#anthologie #17 | Café de Flore


Elle vient d’entrer dans le café. Elle est plus en retard que d’habitude, une quinzaine de minutes après son heure d’arrivée habituelle. Cela ne lui ressemble pas, elle est toujours là à vingt, le temps probablement qu’il lui faut entre son appartement qu’elle a quitté à pile et le café dans lequel elle entre à vingt. Une petite marche matinale qu’elle doit rendre plus longue par un détour dans le jardin du Luxembourg, ou en allant visiter quelqu’un. Mais aujourd’hui elle est en retard, elle est arrivée à trente-cinq. Elle s’assoit à la deuxième table contre le mur de gauche, sur la banquette, tournant le dos ainsi au miroir et donnant une vue sur la porte d’entrée. Elle n’enlève rien, elle reste dans son léger manteau, le cou recouvert par son écharpe, ses chevilles recouvertes par ses bas opaques. De manière curieuse, elle ne porte pas son turban. N’a-t-elle pas eu le temps de le disposer sur ses cheveux ? Maintenant qu’elle est installée, je me précipite vers sa place, le café sur le plateau. Ses yeux rencontrent les miens, je la salue, salut qu’elle me renvoie par une légère inclinaison de sa tête. Un frisson me parcourt, j’ai l’impression d’obtenir d’elle une forme d’approbation, peut-être que le mot est un peu fort, pour la première fois. Notre première rencontre avait été catastrophique : je lui avais demandé ce qu’elle désirait. Elle n’était pas habituée aux nouvelles, elle ne voulait pas s’habituer aux nouvelles, elle avait cherché des yeux un serveur qui la connaissait. Depuis, je m’étais renseignée. Aujourd’hui, sur son visage sévère, je crois percevoir une forme de préoccupation. Elle porte doucement son café à ses lèvres. « Désirez-vous autre chose ? » Elle lève les yeux à nouveau vers moi, étonnée. « Non, merci. » Son débit est brusque, franc. Les deux termes dépendent sûrement de l’interprétation de l’interlocuteur. J’aurais tendance à employer brusque.

3 commentaires à propos de “#anthologie #17 | Café de Flore”

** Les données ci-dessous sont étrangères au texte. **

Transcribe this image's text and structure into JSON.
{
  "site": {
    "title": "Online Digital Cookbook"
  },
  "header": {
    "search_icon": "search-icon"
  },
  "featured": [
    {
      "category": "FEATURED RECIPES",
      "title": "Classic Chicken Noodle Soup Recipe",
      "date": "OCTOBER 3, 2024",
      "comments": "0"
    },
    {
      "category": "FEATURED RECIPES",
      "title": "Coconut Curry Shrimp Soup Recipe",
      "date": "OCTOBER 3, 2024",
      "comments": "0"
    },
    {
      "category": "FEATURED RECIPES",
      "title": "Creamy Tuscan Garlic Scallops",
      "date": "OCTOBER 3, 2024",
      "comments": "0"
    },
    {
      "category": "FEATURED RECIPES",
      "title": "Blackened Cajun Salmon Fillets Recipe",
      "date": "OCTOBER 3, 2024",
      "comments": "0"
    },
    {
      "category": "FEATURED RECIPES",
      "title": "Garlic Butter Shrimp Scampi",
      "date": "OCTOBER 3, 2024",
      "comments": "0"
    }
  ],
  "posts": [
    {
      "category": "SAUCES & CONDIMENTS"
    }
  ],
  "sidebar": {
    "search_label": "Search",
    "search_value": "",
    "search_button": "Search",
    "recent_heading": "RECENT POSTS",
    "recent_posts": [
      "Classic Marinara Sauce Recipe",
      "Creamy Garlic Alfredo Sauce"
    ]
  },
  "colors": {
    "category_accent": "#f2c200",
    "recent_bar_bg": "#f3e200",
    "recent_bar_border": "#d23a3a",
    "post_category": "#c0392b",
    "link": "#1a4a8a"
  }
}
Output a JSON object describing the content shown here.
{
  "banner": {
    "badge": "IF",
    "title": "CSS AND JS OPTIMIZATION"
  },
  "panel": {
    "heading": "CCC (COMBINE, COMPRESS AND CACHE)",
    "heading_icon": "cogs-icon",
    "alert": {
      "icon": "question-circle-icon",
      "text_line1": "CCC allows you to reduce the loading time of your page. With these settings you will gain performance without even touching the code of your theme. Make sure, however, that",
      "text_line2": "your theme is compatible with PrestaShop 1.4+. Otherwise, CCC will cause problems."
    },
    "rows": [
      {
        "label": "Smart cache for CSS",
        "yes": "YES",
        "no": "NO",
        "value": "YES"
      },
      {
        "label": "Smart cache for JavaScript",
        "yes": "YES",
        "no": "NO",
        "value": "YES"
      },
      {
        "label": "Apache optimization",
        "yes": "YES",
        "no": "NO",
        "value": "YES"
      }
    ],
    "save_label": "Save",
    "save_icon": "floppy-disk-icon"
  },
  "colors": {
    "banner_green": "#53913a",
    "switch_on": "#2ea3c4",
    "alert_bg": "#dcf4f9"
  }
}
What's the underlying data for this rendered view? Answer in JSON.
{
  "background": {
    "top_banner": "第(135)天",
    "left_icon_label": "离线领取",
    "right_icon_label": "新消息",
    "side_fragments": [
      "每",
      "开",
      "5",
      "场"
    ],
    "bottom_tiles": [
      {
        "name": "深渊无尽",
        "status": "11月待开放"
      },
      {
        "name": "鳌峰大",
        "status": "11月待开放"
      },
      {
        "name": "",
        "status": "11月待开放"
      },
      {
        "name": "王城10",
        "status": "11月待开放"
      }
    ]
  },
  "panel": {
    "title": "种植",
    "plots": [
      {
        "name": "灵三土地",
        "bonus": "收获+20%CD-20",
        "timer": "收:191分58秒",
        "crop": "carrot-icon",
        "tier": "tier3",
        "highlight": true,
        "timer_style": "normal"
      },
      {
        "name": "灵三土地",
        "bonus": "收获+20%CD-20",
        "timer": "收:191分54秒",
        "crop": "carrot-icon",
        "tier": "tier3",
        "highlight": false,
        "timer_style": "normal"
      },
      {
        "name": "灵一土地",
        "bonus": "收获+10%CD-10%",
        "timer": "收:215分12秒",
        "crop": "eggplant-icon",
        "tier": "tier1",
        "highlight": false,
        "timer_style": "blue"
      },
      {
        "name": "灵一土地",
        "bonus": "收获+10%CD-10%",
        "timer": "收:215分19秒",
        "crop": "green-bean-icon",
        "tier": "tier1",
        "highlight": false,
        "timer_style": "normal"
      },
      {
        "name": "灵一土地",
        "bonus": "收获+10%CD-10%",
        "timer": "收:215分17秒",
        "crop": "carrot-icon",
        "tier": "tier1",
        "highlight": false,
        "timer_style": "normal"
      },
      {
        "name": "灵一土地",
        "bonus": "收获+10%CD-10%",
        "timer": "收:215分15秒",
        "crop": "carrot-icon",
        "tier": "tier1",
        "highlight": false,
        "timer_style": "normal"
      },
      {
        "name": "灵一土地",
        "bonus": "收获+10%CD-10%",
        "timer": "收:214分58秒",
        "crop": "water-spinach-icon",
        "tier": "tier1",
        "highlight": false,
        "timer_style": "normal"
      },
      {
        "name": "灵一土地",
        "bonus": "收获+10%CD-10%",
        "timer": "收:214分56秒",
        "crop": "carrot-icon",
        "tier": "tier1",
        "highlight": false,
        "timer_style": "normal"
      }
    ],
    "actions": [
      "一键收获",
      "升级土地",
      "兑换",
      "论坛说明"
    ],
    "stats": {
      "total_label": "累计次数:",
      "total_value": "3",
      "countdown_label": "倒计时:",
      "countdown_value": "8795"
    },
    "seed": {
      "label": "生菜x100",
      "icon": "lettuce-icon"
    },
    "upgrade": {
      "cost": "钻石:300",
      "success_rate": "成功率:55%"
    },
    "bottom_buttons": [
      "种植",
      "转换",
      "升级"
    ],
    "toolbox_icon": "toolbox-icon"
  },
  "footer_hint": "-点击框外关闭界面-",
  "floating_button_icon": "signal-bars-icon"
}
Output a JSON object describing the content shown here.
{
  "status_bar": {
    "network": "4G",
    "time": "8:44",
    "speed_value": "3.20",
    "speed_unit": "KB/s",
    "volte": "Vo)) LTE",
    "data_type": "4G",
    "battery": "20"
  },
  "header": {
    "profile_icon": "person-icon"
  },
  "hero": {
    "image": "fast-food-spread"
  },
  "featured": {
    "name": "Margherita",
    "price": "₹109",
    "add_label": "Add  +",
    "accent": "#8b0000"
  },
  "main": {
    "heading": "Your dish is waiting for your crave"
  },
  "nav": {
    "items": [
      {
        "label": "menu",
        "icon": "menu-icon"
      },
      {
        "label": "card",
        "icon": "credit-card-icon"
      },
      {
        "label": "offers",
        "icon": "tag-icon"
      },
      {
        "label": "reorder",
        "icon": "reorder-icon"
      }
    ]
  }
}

  1. J’aurai tendance à employer brusque, j’aime ces mots de fin. Quelle jolie scène que tu nous écris là Camille, j’ai tout d’abord pensé quelqu’un qui attendait une amoureuse mais là, c’est plus subtil, plus inattendu, et un point de vue que l’on n’écrit peu finalement. Merci à toi et merci pour tous tes gentils mots que tu as fait sur mes textes, je suis très touchée. Baisers.

    PS : Et le café de Flore, j’adore !

  2. Oups, je m’aperçois que vous n’êtes pas le Camille auquel je pense, je ne savais pas que vous étiez deux, et peut-être êtes vous fille, je m’en excuse mais cela n’enlève absolument rien aux commentaires que je viens de faire sur votre texte. Merci pour votre compréhension et bonne journée.